Your Website's Role In The Customer Journey

Prospects can find your company in dozens of ways. They may have received a promotional product, landed on your social media page or received a referral from a business partner. While they may discover your company from anywhere, it's important to drive them to your website.

John Jantsch, a small-business marketing speaker, marketing consultant and bestselling author, says your website should play an important role in each stage of the customer journey. We explore his thoughts on a well-designed website in this issue of Promotional Consultant Today.

Know and like. Jantsch says it's entirely possible that your website is not the first place prospects will encounter you. It might be through a local listing or on social media, or maybe they see a truck with your logo driving around town. Every other channel where you are present should include your website's URL, so that it's easy for prospects to go there and learn more. Once prospects land on your website, you want to greet them with messaging and design that helps them come to further know and like your brand. Your homepage should include a promise to visitors, front and center. The promise should demonstrate that you understand their pain points and know how to solve them. Follow that up with a call to action; something that drives them to take a logical next step with your brand.

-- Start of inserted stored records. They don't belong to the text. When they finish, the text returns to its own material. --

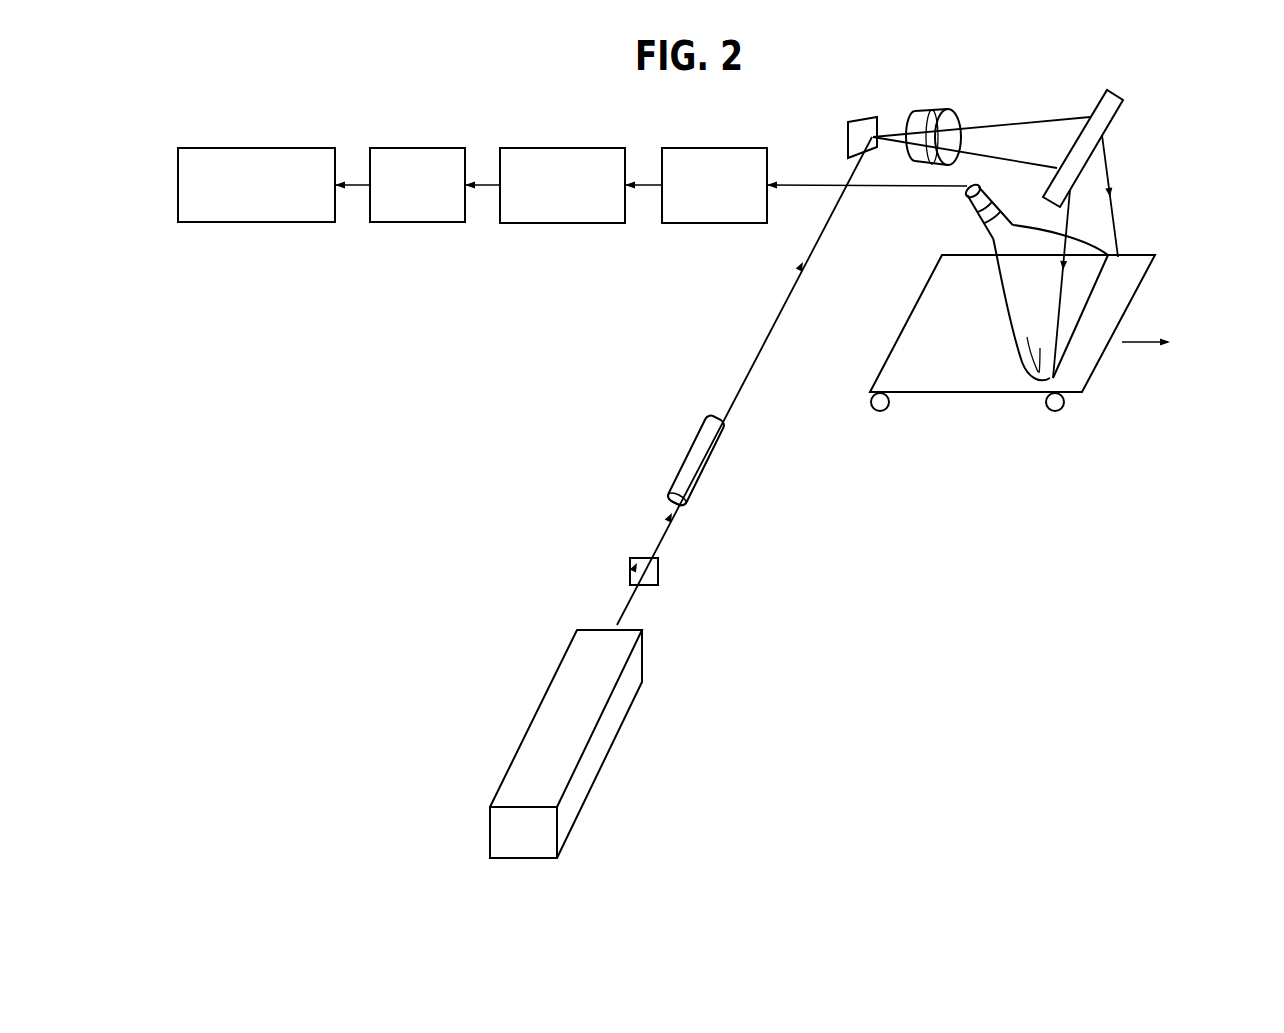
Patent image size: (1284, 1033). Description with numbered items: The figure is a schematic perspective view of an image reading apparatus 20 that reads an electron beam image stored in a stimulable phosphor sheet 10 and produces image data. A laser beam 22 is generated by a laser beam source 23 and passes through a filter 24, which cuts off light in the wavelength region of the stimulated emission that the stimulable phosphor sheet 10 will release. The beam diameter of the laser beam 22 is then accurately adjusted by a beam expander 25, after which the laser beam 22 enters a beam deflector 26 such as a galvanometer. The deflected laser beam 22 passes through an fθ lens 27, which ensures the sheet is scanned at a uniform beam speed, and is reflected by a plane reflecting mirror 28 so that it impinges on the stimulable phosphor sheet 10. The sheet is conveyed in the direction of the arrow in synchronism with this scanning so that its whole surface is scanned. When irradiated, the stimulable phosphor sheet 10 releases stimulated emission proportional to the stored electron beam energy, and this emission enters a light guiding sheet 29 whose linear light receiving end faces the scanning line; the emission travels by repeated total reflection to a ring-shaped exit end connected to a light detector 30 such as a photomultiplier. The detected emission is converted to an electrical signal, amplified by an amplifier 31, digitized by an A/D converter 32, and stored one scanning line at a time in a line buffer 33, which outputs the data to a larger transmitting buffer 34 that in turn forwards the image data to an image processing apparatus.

The stimulable phosphor sheet 10 is at (953, 370).
The image reading apparatus 20 is at (1142, 108).
The laser beam 22 is at (780, 300).
The laser beam source 23 is at (582, 660).
The filter 24 is at (635, 563).
The beam expander 25 is at (692, 465).
The beam deflector 26 is at (867, 128).
The fθ lens 27 is at (937, 112).
The plane reflecting mirror 28 is at (1102, 112).
The light guiding sheet 29 is at (1033, 372).
The light detector 30 is at (970, 202).
The amplifier 31 is at (723, 147).
The A/D converter 32 is at (563, 147).
The line buffer 33 is at (422, 147).
The transmitting buffer 34 is at (275, 147).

Trust and try. Once a prospect has your brand on their radar screen, Jantsch says your website can help to strengthen their trust in you, until they finally decide to give you a try. He suggests adding testimonials and case studies to demonstrate the value you've brought to other customers. They help to build an emotional connection with the prospect, who can see themselves reflected in the needs and struggles of your existing customer. Content is also a critical element in building trust. Blogs, podcasts and videos are all ways to share meaningful content with your audience.

Buy. When your prospect is ready to become a first-time customer, it's again up to your website to help you make it happen. At this stage, it's about reducing friction in the purchasing process as much as possible to ensure that you don't lose any interested prospects at the last minute because of a frustratingly complex purchasing process. If you have an e-commerce shop, reduce the number of clicks it takes to add items to a cart and to complete check-out. Ask for as little information as possible to complete the sale. When customers feel bogged down with long forms or a circuitous route to check-out, it's possible you can lose them at the moment of truth.

Repeat and refer. Once you've won over a new customer, your website's work isn't over. There are opportunities to turn that one-time customer into a lifelong one—someone who refers friends and family along the way.
Your website should be ready to work for you and your customers at every stage of the customer journey. Make sure yours provides all the information and resources customers need.